By: Elizabeth Grace - Updated: 30 Sep 2012 | comments*Discuss
 
Children Play Games Ages Outdoor

Nurseries typically provide care for children of varying ages, so it is imperative that the owners and management staff pay special attention to matters of safety, assuring that as children play games, whether indoors or on outdoor playgrounds, they remain as safe as possible. Providing designated areas for different age groups can help, as the needs and interests of babies, toddlers and preschoolers can be quite different than those of older kids.

Safe Play Areas for Babies and Toddlers

Babies and toddlers need constant supervision because they have not yet developed the ability to discern for themselves which activities might cause them harm. They are inclined to put everything that they touch into their mouths, so areas designated for babies and toddlers should be free of small toys and those with small parts that may come loose. Tables and other furniture in baby play areas should have rounded corners, preferably cushioned to minimise injuries as babies learn to pull themselves into standing positions and take those first unsteady steps. Age appropriate playthings, designed to encourage safe exploration, should be in ample supply, with attentive caregivers close at hand to provide encouragement and assistance.

Safe Play Areas for Preschoolers and Older Children

As they get older and more capable, kids need outlets for their natural energy, but safety must still be a top priority when choosing games and activities. Responsible, adult supervision is always necessary, but older children need to be allowed a bit of autonomy in order to develop not only their physical capabilities, but also their confidence. Indoors, older kids need access to toys, books, and craft supplies designed to stimulate their imaginations whilst increasing their general knowledge and improving their fine motor skills. Preschool aged kids will need direct supervision when using scissors and some may still need to be reminded not to put objects into their mouths.

Safe Outdoor Play

Playing outdoors is not only pleasurable for most kids, but it is good for them, as well. A little fresh air and sunshine (with proper sun protection, of course) can lift kids’ moods and can even help them to sleep better. Climbing frames and all other playground equipment must be properly installed in accordance with the highest safety standards, kept in good repair, with no bolts or screws protruding, and inspected regularly to assure that they remain safe for children’s use. Grass or wood chips are no longer considered safe surfacing materials, with rubber mulch or another shock absorbing material preferred.

Ideally, nurseries will have ample room to accommodate at least some outdoor play equipment for use by babies and toddlers, who can derive many of the same benefits from physical activity that their older peers enjoy. Safe baby swings and small climbing pieces are terrific choices for little ones, just so they are kept separate from those used by older, more boisterous children.
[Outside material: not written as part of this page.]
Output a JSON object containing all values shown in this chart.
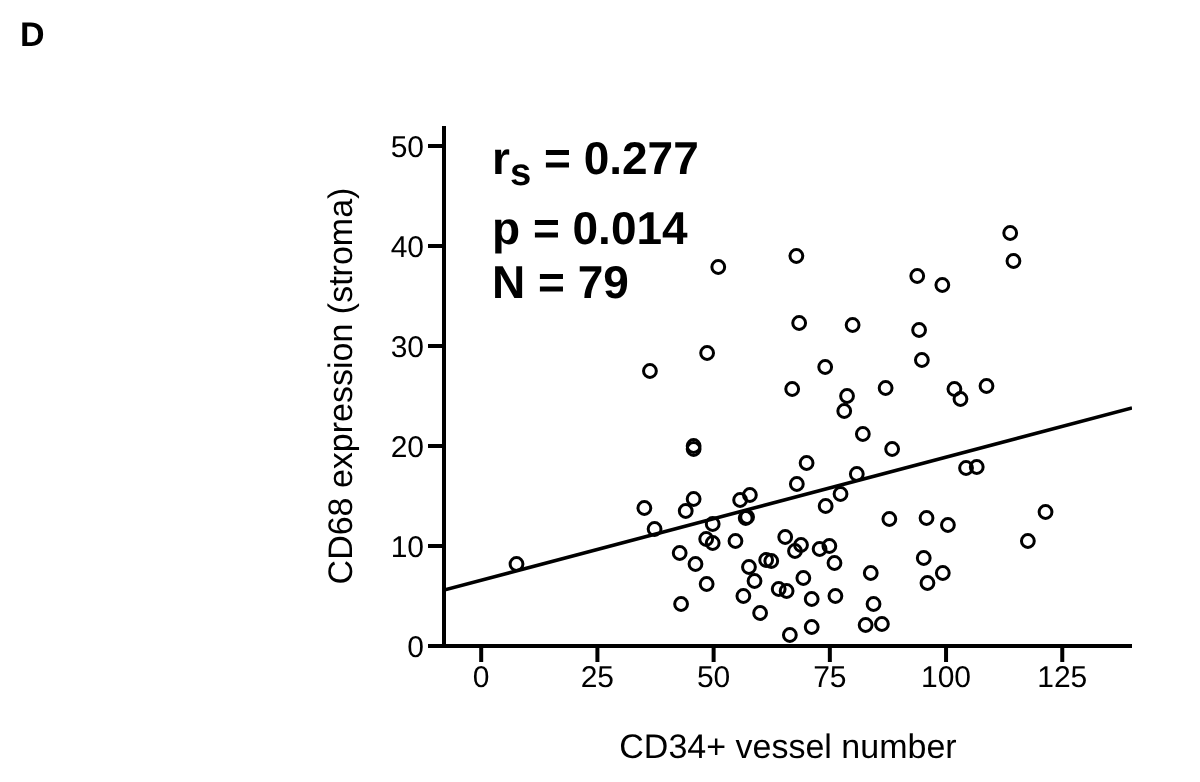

Finally, all children should be instructed on the nursery’s safety rules, and must understand that these rules are in place to protect them from harm. Kids must be taught to use playground pieces for only their intended purposes and that courteous play habits are essential for the safety of all children. Pushing, shoving, and rough play cannot be permitted, and children who refuse to cooperate with safety rules should be asked to sit away from the group for a few minutes, until they agree to interact in a safe and considerate manner.

Being Alert for Common Safety Hazards

When it comes to children’s safety, there is no substitute for careful, adult supervision. All staff members at nurseries and other child care facilities need to be on the constant lookout for items or situations that may be dangerous for children. Choking hazards, faulty furniture or equipment, and even overcrowding in play areas can all put children at risk of injury, so teachers and their helpers must be vigilant in their duties. Additionally, staff members should be trained and certified in CPR and live-saving techniques, keeping their certifications up to date. Although they’d hope to never have use for their training, it is vital that they are prepared to come to the aid of sick or injured children, should the need arise.